Thusly, my question is twofold:
How can I find these addresses within this process?
I'm concerned I may be dealing with absolute addresses in system memory versus relative addresses within a process. Am I doing this right?
.
// (in the calling method)
foreach (ProcessModule module in process.Modules) {
ParameterizedThreadStart pst = new ParameterizedThreadStart(p => SearchModule(module, value));
Thread t = new Thread(pst);
t.Start(); }
private unsafe void SearchModule(ProcessModule module, string value)
{
Process process = getProcess;
int iVal;
double dVal;
int.TryParse(value, out iVal);
double.TryParse(value, out dVal);
for (Int64 addr = (Int64)module.BaseAddress; addr + value.Length < (Int64)module.BaseAddress + module.ModuleMemorySize; addr++)
{
// Compare ints
if (iVal > 0)
{
byte[] ExpectedBytes = BitConverter.GetBytes(iVal);
byte[] ActualBytes = ReadMemoryBytes(module, (IntPtr)addr, (uint)ExpectedBytes.Length, (IntPtr)addr);
bool isMatch = true;
for (int i = 0; i < ExpectedBytes.Length; i++)

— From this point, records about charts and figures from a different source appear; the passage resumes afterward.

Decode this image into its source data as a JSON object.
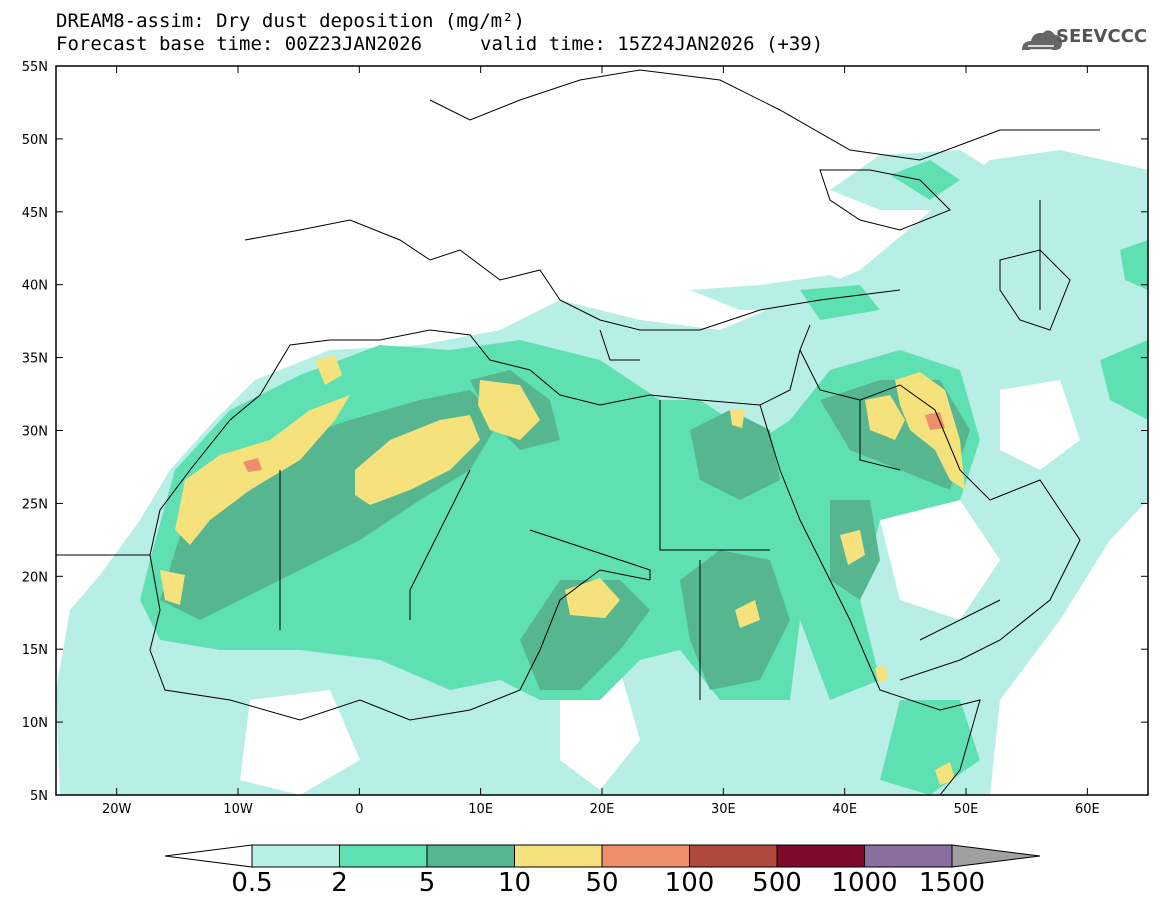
{
  "header": {
    "line1": "DREAM8-assim: Dry dust deposition (mg/m²)",
    "line2a": "Forecast base time: 00Z23JAN2026",
    "line2b": "valid time: 15Z24JAN2026 (+39)",
    "logo_text": "SEEVCCC",
    "logo_icon": "cloud-icon"
  },
  "map": {
    "lon_range": [
      -25,
      65
    ],
    "lat_range": [
      5,
      55
    ],
    "lat_labels": [
      "55N",
      "50N",
      "45N",
      "40N",
      "35N",
      "30N",
      "25N",
      "20N",
      "15N",
      "10N",
      "5N"
    ],
    "lon_labels": [
      "20W",
      "10W",
      "0",
      "10E",
      "20E",
      "30E",
      "40E",
      "50E",
      "60E"
    ]
  },
  "colorbar": {
    "labels": [
      "0.5",
      "2",
      "5",
      "10",
      "50",
      "100",
      "500",
      "1000",
      "1500"
    ],
    "colors": [
      "#b7efe6",
      "#5fe0b2",
      "#56b68f",
      "#f6e27c",
      "#ec8f6a",
      "#b04a3f",
      "#7d0a2a",
      "#8a6ea0"
    ],
    "under_color": "#ffffff",
    "over_color": "#a0a0a0"
  }
}
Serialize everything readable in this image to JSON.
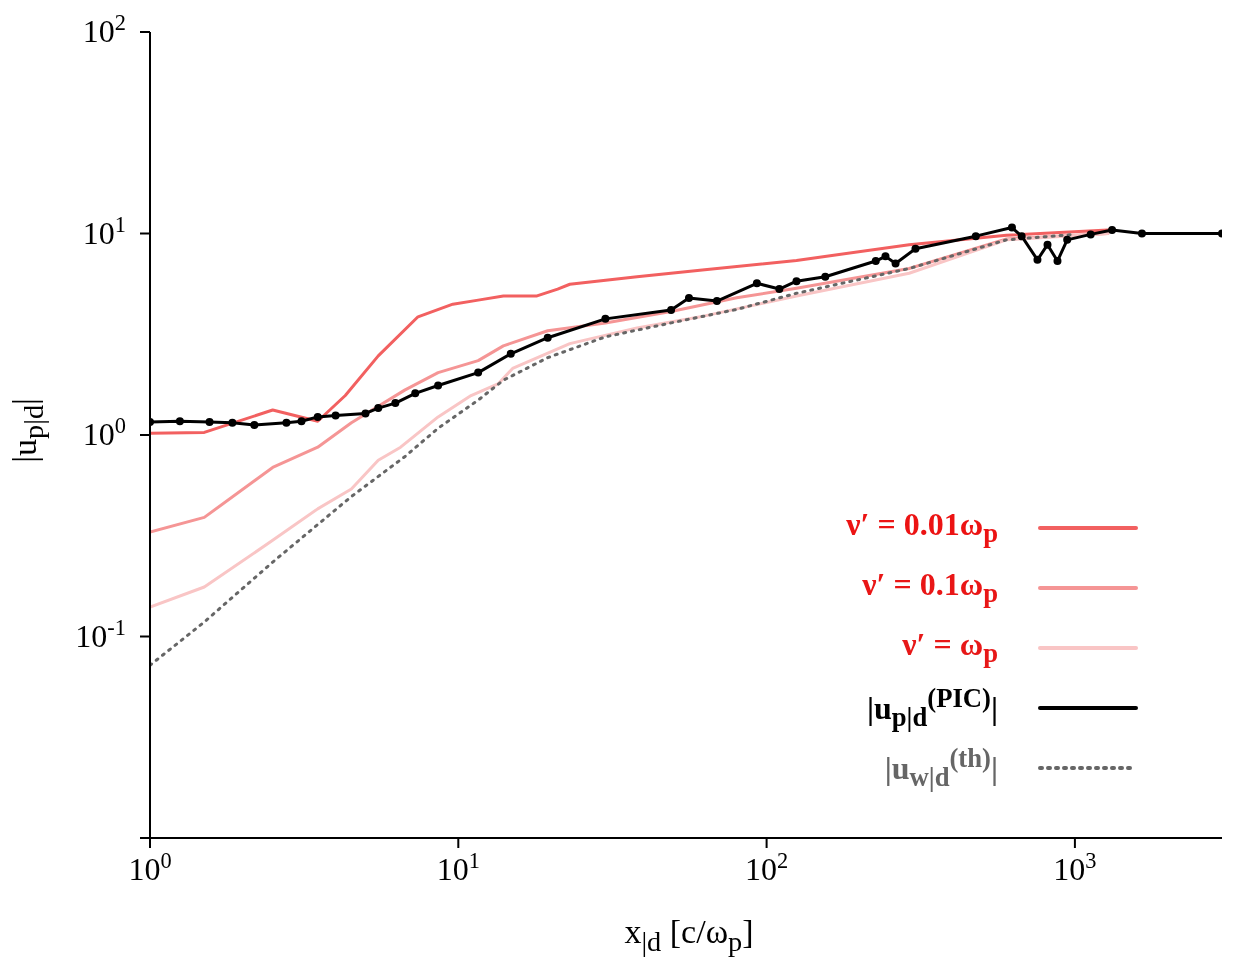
{
  "chart_data": {
    "type": "line",
    "xlabel": "x$_{|d}$ [c/ω$_{p}$]",
    "ylabel": "|u$_{p|d}$|",
    "log": "xy",
    "legend": "bottom right",
    "xlim": [
      1,
      3000
    ],
    "xticks": [
      {
        "value": 1,
        "label": "10$^{0}$"
      },
      {
        "value": 10,
        "label": "10$^{1}$"
      },
      {
        "value": 100,
        "label": "10$^{2}$"
      },
      {
        "value": 1000,
        "label": "10$^{3}$"
      }
    ],
    "ylim": [
      0.01,
      100
    ],
    "yticks": [
      {
        "value": 0.01,
        "label": null
      },
      {
        "value": 0.1,
        "label": "10$^{-1}$"
      },
      {
        "value": 1,
        "label": "10$^{0}$"
      },
      {
        "value": 10,
        "label": "10$^{1}$"
      },
      {
        "value": 100,
        "label": "10$^{2}$"
      }
    ],
    "series": [
      {
        "name": "ν′ = 0.01ω$_{p}$",
        "color": "#f26060",
        "x": [
          1,
          1.5,
          2.5,
          3.5,
          4.3,
          5.5,
          7.4,
          9.6,
          11.6,
          14,
          18,
          21,
          23,
          38,
          63,
          125,
          290,
          600,
          1280
        ],
        "values": [
          1.02,
          1.03,
          1.33,
          1.17,
          1.57,
          2.47,
          3.86,
          4.46,
          4.67,
          4.9,
          4.9,
          5.3,
          5.6,
          6.1,
          6.6,
          7.35,
          8.8,
          9.8,
          10.4
        ]
      },
      {
        "name": "ν′ = 0.1ω$_{p}$",
        "color": "#f59595",
        "x": [
          1,
          1.5,
          2.5,
          3.5,
          4.5,
          6.7,
          8.6,
          11.6,
          14,
          19.5,
          30,
          49,
          80,
          125,
          290,
          600,
          1280
        ],
        "values": [
          0.33,
          0.39,
          0.69,
          0.87,
          1.15,
          1.67,
          2.04,
          2.34,
          2.77,
          3.29,
          3.6,
          4.1,
          4.8,
          5.35,
          6.7,
          9.4,
          10
        ]
      },
      {
        "name": "ν′ = ω$_{p}$",
        "color": "#f9c5c5",
        "x": [
          1,
          1.5,
          2.5,
          3.5,
          4.5,
          5.5,
          6.5,
          8.6,
          11,
          13.5,
          15,
          23,
          38,
          63,
          125,
          290,
          600,
          1280
        ],
        "values": [
          0.14,
          0.176,
          0.3,
          0.43,
          0.54,
          0.75,
          0.87,
          1.23,
          1.57,
          1.8,
          2.14,
          2.84,
          3.4,
          3.9,
          4.9,
          6.35,
          9.3,
          10
        ]
      },
      {
        "name": "|u$_{p|d}$$^{(PIC)}$|",
        "color": "#000000",
        "marker": "circle",
        "x": [
          1,
          1.25,
          1.56,
          1.85,
          2.18,
          2.77,
          3.1,
          3.5,
          4,
          5,
          5.5,
          6.25,
          7.25,
          8.6,
          11.6,
          14.8,
          19.5,
          30,
          49,
          56,
          69,
          93,
          110,
          125,
          155,
          226,
          243,
          262,
          304,
          477,
          625,
          672,
          756,
          815,
          878,
          944,
          1125,
          1320,
          1650,
          3000
        ],
        "values": [
          1.16,
          1.17,
          1.16,
          1.15,
          1.12,
          1.15,
          1.17,
          1.23,
          1.25,
          1.28,
          1.36,
          1.44,
          1.61,
          1.76,
          2.04,
          2.53,
          3.04,
          3.77,
          4.17,
          4.78,
          4.62,
          5.66,
          5.3,
          5.8,
          6.1,
          7.3,
          7.7,
          7.1,
          8.4,
          9.7,
          10.7,
          9.7,
          7.4,
          8.8,
          7.3,
          9.3,
          9.9,
          10.4,
          10,
          10
        ]
      },
      {
        "name": "|u$_{w|d}$$^{(th)}$|",
        "color": "#666666",
        "line_style": "dotted",
        "x": [
          1,
          1.5,
          2.5,
          4.5,
          6.7,
          8.6,
          11.6,
          14,
          19.5,
          30,
          49,
          80,
          125,
          290,
          600,
          1000
        ],
        "values": [
          0.072,
          0.118,
          0.234,
          0.495,
          0.78,
          1.08,
          1.49,
          1.87,
          2.42,
          3.07,
          3.6,
          4.2,
          5.05,
          6.7,
          9.3,
          9.9
        ]
      }
    ]
  }
}
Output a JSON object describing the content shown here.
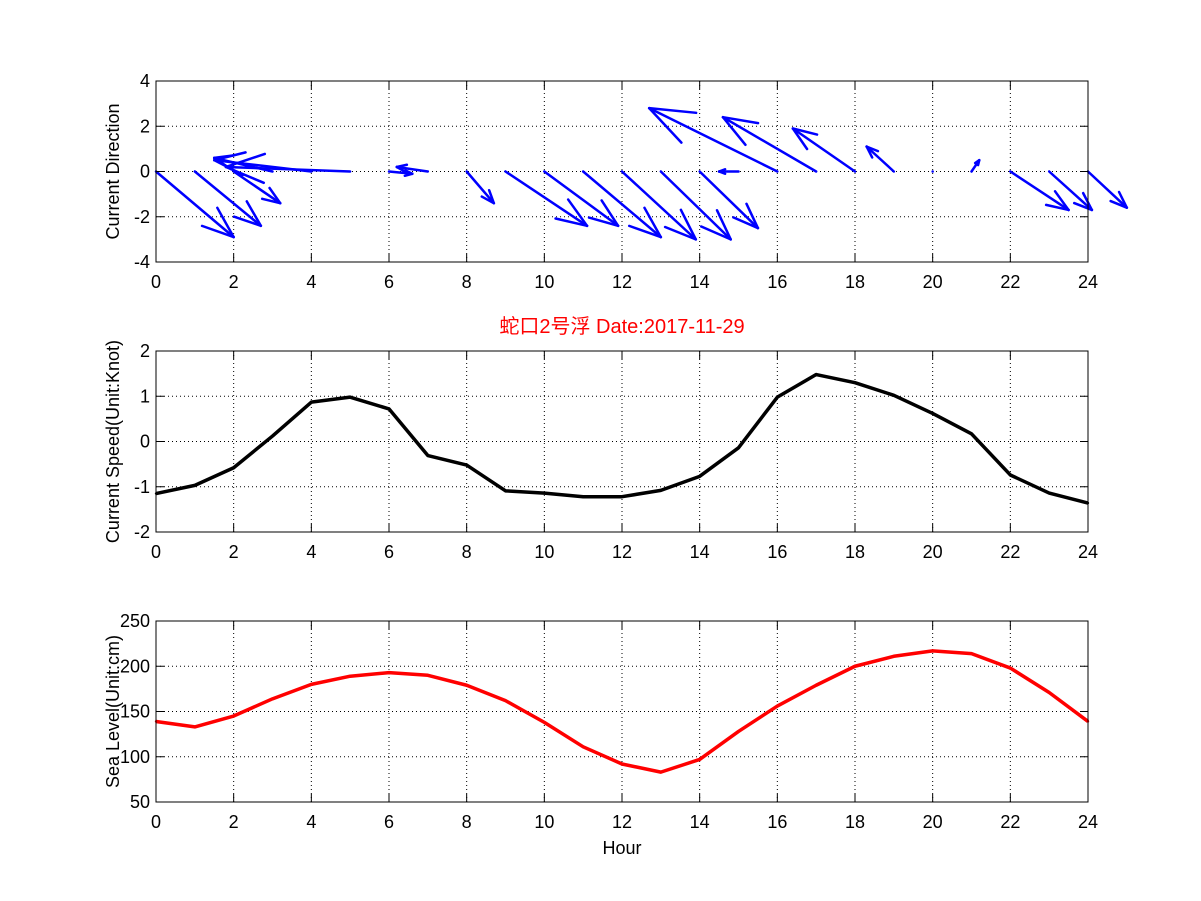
{
  "chart_data": [
    {
      "type": "quiver",
      "ylabel": "Current Direction",
      "xlabel": "",
      "xlim": [
        0,
        24
      ],
      "ylim": [
        -4,
        4
      ],
      "xticks": [
        0,
        2,
        4,
        6,
        8,
        10,
        12,
        14,
        16,
        18,
        20,
        22,
        24
      ],
      "yticks": [
        -4,
        -2,
        0,
        2,
        4
      ],
      "grid": true,
      "color": "#0000ff",
      "x": [
        0,
        1,
        2,
        3,
        4,
        5,
        6,
        7,
        8,
        9,
        10,
        11,
        12,
        13,
        14,
        15,
        16,
        17,
        18,
        19,
        20,
        21,
        22,
        23,
        24
      ],
      "u": [
        2.0,
        1.7,
        1.2,
        -1.5,
        -2.5,
        -3.2,
        0.6,
        -0.8,
        0.7,
        2.1,
        1.9,
        2.0,
        1.9,
        1.8,
        1.5,
        -0.5,
        -3.3,
        -2.4,
        -1.6,
        -0.7,
        0.0,
        0.2,
        1.5,
        1.1,
        1.0
      ],
      "v": [
        -2.9,
        -2.4,
        -1.4,
        0.6,
        0.5,
        0.2,
        -0.1,
        0.2,
        -1.4,
        -2.4,
        -2.4,
        -2.9,
        -3.0,
        -3.0,
        -2.5,
        0.0,
        2.8,
        2.4,
        1.9,
        1.1,
        0.0,
        0.5,
        -1.7,
        -1.7,
        -1.6
      ]
    },
    {
      "type": "line",
      "title": "蛇口2号浮   Date:2017-11-29",
      "ylabel": "Current Speed(Unit:Knot)",
      "xlabel": "",
      "xlim": [
        0,
        24
      ],
      "ylim": [
        -2,
        2
      ],
      "xticks": [
        0,
        2,
        4,
        6,
        8,
        10,
        12,
        14,
        16,
        18,
        20,
        22,
        24
      ],
      "yticks": [
        -2,
        -1,
        0,
        1,
        2
      ],
      "grid": true,
      "color": "#000000",
      "x": [
        0,
        1,
        2,
        3,
        4,
        5,
        6,
        7,
        8,
        9,
        10,
        11,
        12,
        13,
        14,
        15,
        16,
        17,
        18,
        19,
        20,
        21,
        22,
        23,
        24
      ],
      "y": [
        -1.15,
        -0.97,
        -0.58,
        0.12,
        0.87,
        0.98,
        0.72,
        -0.31,
        -0.52,
        -1.09,
        -1.14,
        -1.22,
        -1.22,
        -1.08,
        -0.77,
        -0.14,
        0.98,
        1.48,
        1.3,
        1.02,
        0.62,
        0.17,
        -0.74,
        -1.14,
        -1.36
      ]
    },
    {
      "type": "line",
      "ylabel": "Sea Level(Unit:cm)",
      "xlabel": "Hour",
      "xlim": [
        0,
        24
      ],
      "ylim": [
        50,
        250
      ],
      "xticks": [
        0,
        2,
        4,
        6,
        8,
        10,
        12,
        14,
        16,
        18,
        20,
        22,
        24
      ],
      "yticks": [
        50,
        100,
        150,
        200,
        250
      ],
      "grid": true,
      "color": "#ff0000",
      "x": [
        0,
        1,
        2,
        3,
        4,
        5,
        6,
        7,
        8,
        9,
        10,
        11,
        12,
        13,
        14,
        15,
        16,
        17,
        18,
        19,
        20,
        21,
        22,
        23,
        24
      ],
      "y": [
        139,
        133,
        145,
        164,
        180,
        189,
        193,
        190,
        179,
        162,
        138,
        111,
        92,
        83,
        97,
        128,
        156,
        179,
        200,
        211,
        217,
        214,
        198,
        171,
        139
      ]
    }
  ]
}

if (ExpectedBytes[i] != ActualBytes[i])
isMatch = false;
if (isMatch)
PossibleAddresses.Add((IntPtr)addr);
}
}
private byte[] ReadMemoryBytes(ProcessModule mod, IntPtr memAddress, uint size, IntPtr BaseAddress)
{
byte[] buffer = new byte[size];
IntPtr bytesRead;
unsafe
{
ReadProcessMemory(processPointer, BaseAddress, buffer, size, out bytesRead);
return buffer;
}
}
[DllImport("kernel32.dll")]
public static extern IntPtr OpenProcess(UInt32 dwDesiredAccess, Int32 bInheritHandle, UInt32 dwProcessId);
[DllImport("kernel32.dll")]
public static extern Int32 CloseHandle(IntPtr hObject);
[DllImport("kernel32.dll")]
public static extern Int32 ReadProcessMemory(IntPtr hProcess, IntPtr lpBaseAddress, [In, Out] byte[] buffer, UInt32 size, out IntPtr lpNumberOfBytesRead);
The addresses you're getting are pointers to the managed (CLR) heap. They won't generally map to absolute memory addresses and they can move from call to call as the GC decides to run.
If you use "unsafe" code, you can get relative pointers as well as managing your own memory space. It's still on the heap but at least you're guaranteed the GC won't modify your address space.
Do not expect to be able to access things on the heap from non-CLR code without extensive wrapping. There are ways to do IPC between CLR-managed processes but you'd have to write access proxies to the "outside world" if you want a non-CLR process to get to your memory.